One slowdown does not indicate a downward trend. Especially when we are talking about a slowdown of 0.1-0.2%, it may just be a simple accident. Therefore, BA's attitude shouldn't change. However, at this time, the BA rate has the most questions.
However, the BA can reduce the rate of monetary policy tightening to 0.5% once every six weeks. However, if the Fed is acting in this manner against a backdrop of a five-month decline in inflation, then the BA is acting in this manner against a backdrop of no slowdown in price growth. As a result, predicting how the market will react to the potential slowdown in British inflation is extremely challenging. Simplest scenario: a decline in the value of the British pound and inflation of more than 0.2%. However, in reality, such a reduction might not change anything regarding the "rigidity" of BA's monetary strategy. The British regulator will need to keep raising the rate for a long time because inflation will continue to be very high. The situation is now quite straightforward. It would be best if you bought since there are no concerns or doubts raised by the upward trend, and keep in mind that the pound needs to adjust badly. But only after breaking through the moving average line will it be possible to think about starting short positions.
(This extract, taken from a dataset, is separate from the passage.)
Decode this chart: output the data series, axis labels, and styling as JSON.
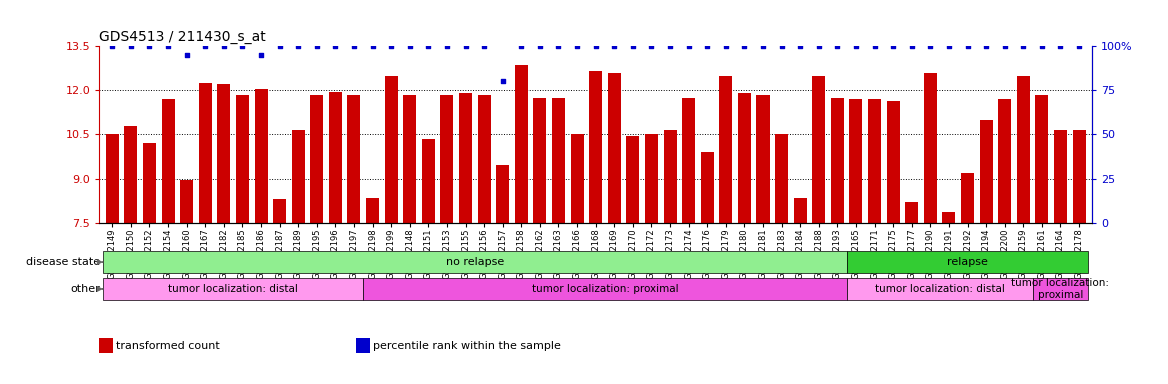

Over the previous five trading days, the GBP/USD pair has experienced an average volatility of 124 points. This value is "high" for the dollar/pound exchange rate. As a result, on Wednesday, December 14, we anticipate movement constrained by the levels of 1.2243 and 1.2492. The Heiken Ashi indicator's downward reversal again indicates that the pair is making another attempt to correct.
Nearest levels of support
S1 – 1.2329
S2 – 1.2268
S3 – 1.2207
Nearest levels of resistance
R1 – 1.2390
R2 – 1.2451
R3 – 1.2512
Trading Suggestions:
In the 4-hour timeframe, the GBP/USD pair is still moving upward. Therefore, until the Heiken Ashi indicator turns down, you should maintain buy orders with targets of 1.2451 and 1.2492. With targets of 1.2146 and 1.2085, open sell orders should be fixed below the moving average.
Explanations for the illustrations:
Channels for linear regression help identify the current trend. The trend is currently strong if they both move in the same direction.
Moving average line (settings 20.0, smoothed): This indicator identifies the current short-term trend and the trading direction.
Murray levels serve as the starting point for adjustments and movements.
Based on current volatility indicators, volatility levels (red lines) represent the likely price channel in which the pair will trade the following day.
A trend reversal in the opposite direction is imminent when the CCI indicator crosses into the overbought (above +250) or oversold (below -250) zones.